Мы сошли на берег, затянутый серым и сырым шёлком тумана, нашли на причале машину, поджидавшую нас. Кто-то из команды уже позаботился о багаже, нам же оставалось только спуститься по сходням и спрятаться под чёрным зонтом, который держал для нас шофёр. «Добро пожаловать домой!» Мы сидели на заднем сиденье, взявшись за руки, и молча смотрели на призрачную природу, вихрем проносившуюся мимо. Гнулись деревья в порывах ветра; пустошь сменялась пустошью, кое-где торчали фигурки мокрых лошадей. Наконец мы подъехали к большому дому, казавшемуся давно необитаемым; однако в каминах повсюду горел огонь и чувствовался едва уловимый запах старинного центрального отопления. Для нас уже был накрыт ланч. Было непривычно чувствовать себя вновь на земле, во внутреннем ухе ещё качалось море. Бэйнс с мрачной любезностью встретил нас, приготовил один из своих превосходных коктейлей, и Бенедикта, взяв свой стакан, ненадолго поднялась наверх. Раздался телефонный звонок, и Бэйнс щёлкнул переключателем, чтобы было слышно и на втором этаже. Я услышал громкий и оживлённый голос Бенедикты, разговаривающей с кем-то. Когда она спустилась, на её лице сияла улыбка.

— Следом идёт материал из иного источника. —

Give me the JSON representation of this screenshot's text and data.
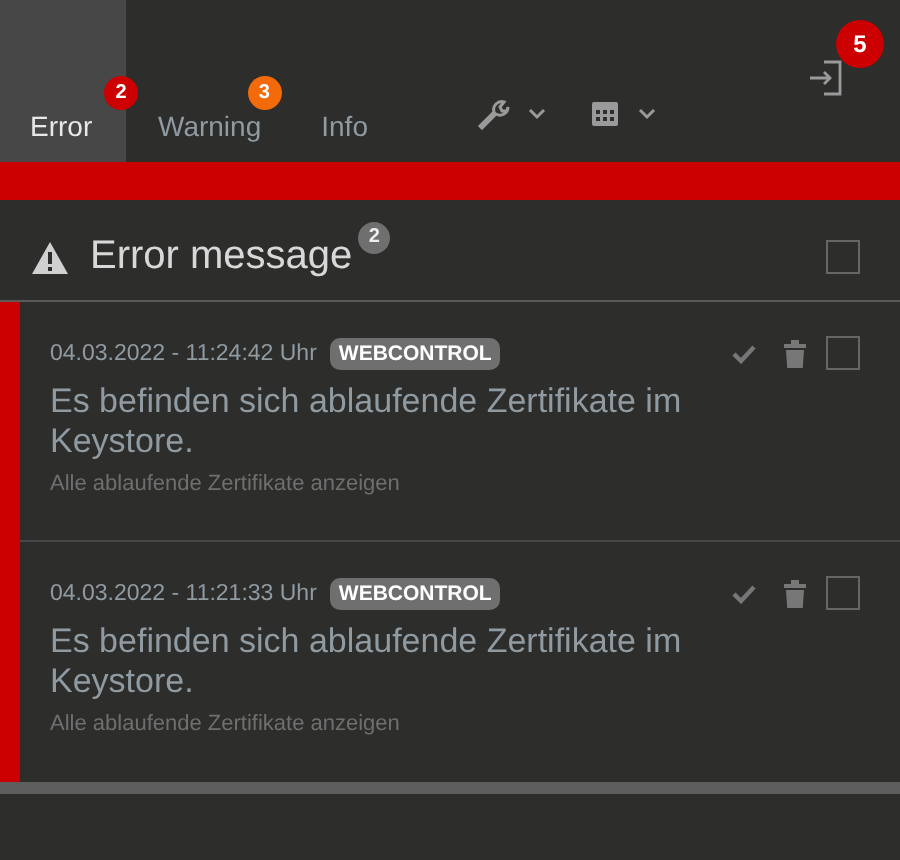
{
  "tabs": [
    {
      "label": "Error",
      "selected": true,
      "badge": "2",
      "color": "#cc0000"
    },
    {
      "label": "Warning",
      "selected": false,
      "badge": "3",
      "color": "#f26a0a"
    },
    {
      "label": "Info",
      "selected": false
    }
  ],
  "logout": {
    "badge": "5"
  },
  "header": {
    "title": "Error message",
    "count": "2",
    "checked": false
  },
  "messages": [
    {
      "timestamp": "04.03.2022 - 11:24:42 Uhr",
      "source": "WEBCONTROL",
      "text": "Es befinden sich ablaufende Zertifikate im Keystore.",
      "link": "Alle ablaufende Zertifikate anzeigen",
      "checked": false
    },
    {
      "timestamp": "04.03.2022 - 11:21:33 Uhr",
      "source": "WEBCONTROL",
      "text": "Es befinden sich ablaufende Zertifikate im Keystore.",
      "link": "Alle ablaufende Zertifikate anzeigen",
      "checked": false
    }
  ]
}
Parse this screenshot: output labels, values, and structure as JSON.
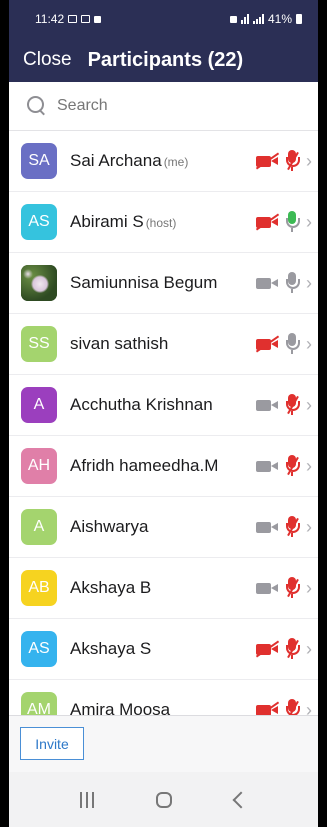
{
  "status_bar": {
    "time": "11:42",
    "battery": "41%"
  },
  "header": {
    "close_label": "Close",
    "title": "Participants (22)"
  },
  "search": {
    "placeholder": "Search"
  },
  "participants": [
    {
      "initials": "SA",
      "name": "Sai Archana",
      "tag": "(me)",
      "avatar_color": "#6a6fc4",
      "video": "off",
      "mic": "muted"
    },
    {
      "initials": "AS",
      "name": "Abirami S",
      "tag": "(host)",
      "avatar_color": "#35c3de",
      "video": "off",
      "mic": "talking"
    },
    {
      "initials": "",
      "name": "Samiunnisa Begum",
      "tag": "",
      "avatar_color": "photo",
      "video": "on",
      "mic": "unmuted"
    },
    {
      "initials": "SS",
      "name": "sivan sathish",
      "tag": "",
      "avatar_color": "#a4d46e",
      "video": "off",
      "mic": "unmuted"
    },
    {
      "initials": "A",
      "name": "Acchutha Krishnan",
      "tag": "",
      "avatar_color": "#9b3fbe",
      "video": "on",
      "mic": "muted"
    },
    {
      "initials": "AH",
      "name": "Afridh hameedha.M",
      "tag": "",
      "avatar_color": "#e07fa8",
      "video": "on",
      "mic": "muted"
    },
    {
      "initials": "A",
      "name": "Aishwarya",
      "tag": "",
      "avatar_color": "#a4d46e",
      "video": "on",
      "mic": "muted"
    },
    {
      "initials": "AB",
      "name": "Akshaya B",
      "tag": "",
      "avatar_color": "#f6d320",
      "video": "on",
      "mic": "muted"
    },
    {
      "initials": "AS",
      "name": "Akshaya S",
      "tag": "",
      "avatar_color": "#35b3ee",
      "video": "off",
      "mic": "muted"
    },
    {
      "initials": "AM",
      "name": "Amira Moosa",
      "tag": "",
      "avatar_color": "#a4d46e",
      "video": "off",
      "mic": "muted"
    }
  ],
  "footer": {
    "invite_label": "Invite"
  },
  "colors": {
    "header_bg": "#2b2f55",
    "muted_red": "#e0302e",
    "talking_green": "#3cba54",
    "invite_blue": "#2d78c8"
  }
}
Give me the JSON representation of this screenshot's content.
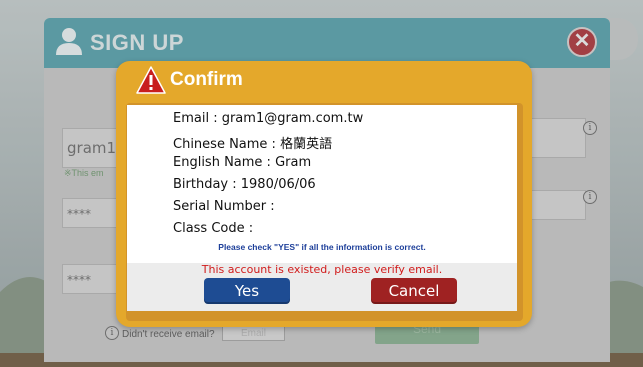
{
  "signup": {
    "title": "SIGN UP",
    "username_value": "gram1",
    "note": "※This em",
    "password_mask": "****",
    "confirm_password_mask": "****",
    "no_email_text": "Didn't receive email?",
    "email_button": "Email",
    "send_button": "Send",
    "close_icon": "close-icon",
    "user_icon": "user-icon"
  },
  "confirm": {
    "title": "Confirm",
    "warning_icon": "warning-icon",
    "lines": [
      "Email : gram1@gram.com.tw",
      "Chinese Name : 格蘭英語",
      "English Name : Gram",
      "Birthday : 1980/06/06",
      "Serial Number :",
      "Class Code :"
    ],
    "check_message": "Please check \"YES\" if all the information is correct.",
    "error_message": "This account is existed, please verify email.",
    "yes_label": "Yes",
    "cancel_label": "Cancel"
  },
  "colors": {
    "dialog_orange": "#e4a82b",
    "yes_blue": "#1e4c93",
    "cancel_red": "#9f2222",
    "error_red": "#d11b1b",
    "message_blue": "#1d3f9a"
  }
}
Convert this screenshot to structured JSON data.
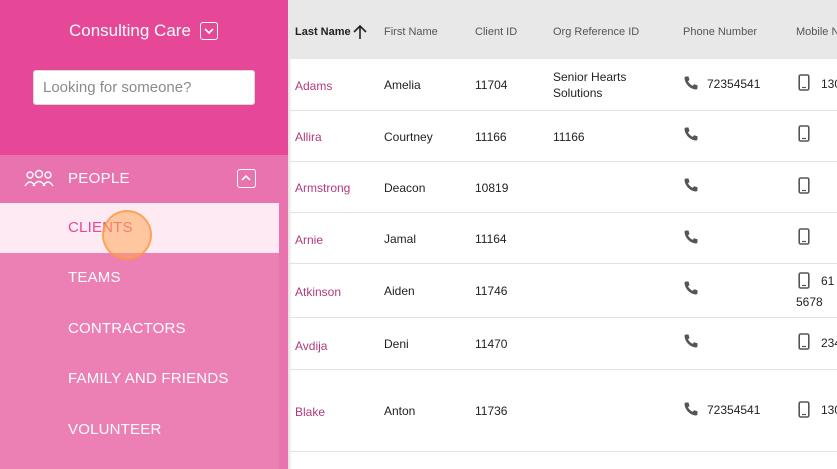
{
  "sidebar": {
    "org_name": "Consulting Care",
    "search_placeholder": "Looking for someone?",
    "section_label": "PEOPLE",
    "items": [
      {
        "label": "CLIENTS",
        "active": true
      },
      {
        "label": "TEAMS"
      },
      {
        "label": "CONTRACTORS"
      },
      {
        "label": "FAMILY AND FRIENDS"
      },
      {
        "label": "VOLUNTEER"
      }
    ]
  },
  "table": {
    "columns": [
      "Last Name",
      "First Name",
      "Client ID",
      "Org Reference ID",
      "Phone Number",
      "Mobile N"
    ],
    "rows": [
      {
        "last": "Adams",
        "first": "Amelia",
        "id": "11704",
        "org": "Senior Hearts Solutions",
        "phone": "72354541",
        "mobile": "130"
      },
      {
        "last": "Allira",
        "first": "Courtney",
        "id": "11166",
        "org": "11166",
        "phone": "",
        "mobile": ""
      },
      {
        "last": "Armstrong",
        "first": "Deacon",
        "id": "10819",
        "org": "",
        "phone": "",
        "mobile": ""
      },
      {
        "last": "Arnie",
        "first": "Jamal",
        "id": "11164",
        "org": "",
        "phone": "",
        "mobile": ""
      },
      {
        "last": "Atkinson",
        "first": "Aiden",
        "id": "11746",
        "org": "",
        "phone": "",
        "mobile": "61",
        "mobile2": "5678"
      },
      {
        "last": "Avdija",
        "first": "Deni",
        "id": "11470",
        "org": "",
        "phone": "",
        "mobile": "234"
      },
      {
        "last": "Blake",
        "first": "Anton",
        "id": "11736",
        "org": "",
        "phone": "72354541",
        "mobile": "130"
      }
    ]
  },
  "colors": {
    "header_pink": "#e64796",
    "sidebar_pink": "#ec7fb4",
    "link": "#b23a7d"
  }
}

— Это был Джулиан. Он шлёт нам свою любовь. Говорит, что тебя ждёт приятный сюрприз, когда появишься в офисе. Твои первые два устройства имели большой успех.
Днём я поехал в Лондон, в свой кабинет, от которого успел отвыкнуть, где узнал обещанные Джулианом приятные новости. Конгрив и Натан принесли полное досье, включая документы рекламной кампании.
— Блестящая победа, Чарлок, — сказал счастливый Конгрив, намыливая руки невидимым мылом. — Держись за свои права и только успевай подсчитывать дивиденды; максимума, похоже, не предвидится — данные по Германии и Америке ещё не полные, а взгляни на продажи.
Все это было чрезвычайно отрадно. Но в конце досье я обнаружил ещё папку, загадочно озаглавленную: «Предложение д-ра Маршана по применению нити накаливания в оптическом прицеле». Ни Конгрив, ни Натан не могли объяснить, что это значит. Когда они ушли, я поднял телефонную трубку и попросил оператора во что бы то ни стало разыскать Джулиана; это заняло некоторое время, и, когда я наконец связался с ним, голос его звучал так, словно он говорил откуда-то из глубинки. Я оборвал его дежурные приветствия и поздравления и сразу спросил о папке.